Namasté, Maximum City


Taj Hotel, (Colaba) Mumbai: Site of the Nov. terrorist attacks, located 2 blocks from my hostel.  Notice the ground level, boarded-up and closed to visitors.

My visit to Ahmedabad ended with a BV Doshi lecture at the school of architecture and a last minute train ticket to Mumbai.  In the span of a single day, I learned a thing or two on the art of travel.  Booking tickets in advance is critical, people are generally helpful toward a single female traveler with a heavy bag,  and in Mumbai, a fine for riding in the first-class car with a second-class ticket will cost about $6 – no relief for foreigners!  ( Also…if you feel the need to fake a Canadian nationality, make sure you are more familiar with Canada’s geography than the person you are trying to fool.)

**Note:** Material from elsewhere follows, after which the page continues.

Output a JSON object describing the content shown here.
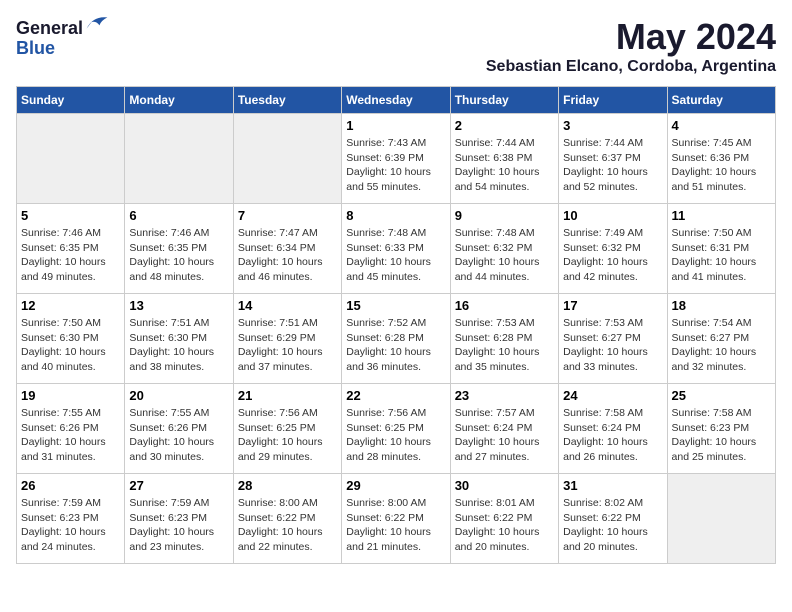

Enter Mumbai, ‘Maximum City’.  India is filled with severe contrasts, intense dualities.  I see so much and am unable to capture even half of what I intend.  It is all moving so incredibly fast.

If I error in travel planning here, it seems forgivable for the simple economic fact that everything is a fraction of the price of its value in US dollars.  One can honestly get by on a ticket out here…and little more.  I have a crazy spreadsheet of my fluxuating travel budget and a new outlook on donating to the babies with babies I am encountering out here.

So, I’ve barely tasted Mumbai….but I hear it outside calling, and I smell it, and feel it.  I’m at KRVIA: Kamla Raheja Vidyanidhi Institute of Architecture and Environmental Design to speak with some professors about their work in the city and their interests in public space.  I’ve always been intrigued by the urban interests the Indian architecture students bring to the states, their curriculum over here always seemed to be associated with larger-scale issues.  My plan for this coming week is to be able to do some real testing again.  The newest cities here are the special economic zones that are springing up around the suburbs.  So, I’m interested in seeing Amby Valley, Pune, and Magarpatta (a city built by farmers cum developers circa 2000).  And, my original plan to check out Navi Mumbai (designed by Indian architect Charles Correa) is still on the agenda, although, this city might prove a better historical precedent.

These sentiments remain on my mind:

‘There are no traditions for creating public space in India.  Latin American models might make more sense here.” – Bimal Patel, Architect, Ahmedabad

“Indians love water.”  – The Nanocity Studio used this phrase often when we were planning a new city in Northern India.  Patel and Sachin helped to articulate the perpetual role water plays in India – from cleansing the body and the home regularly in the heat, to religious ceremonies with a physical connection to waterbanks and waterbeds, to the very visible laundry washing rituals, to the season of the monsoon that occurs from June through September.

“The virtue of an indian habitat lies in its ability to absorb changing perceptions and functions.” – BV Doshi, CEPT Lecture, March 1, 2009 (He’s 82!)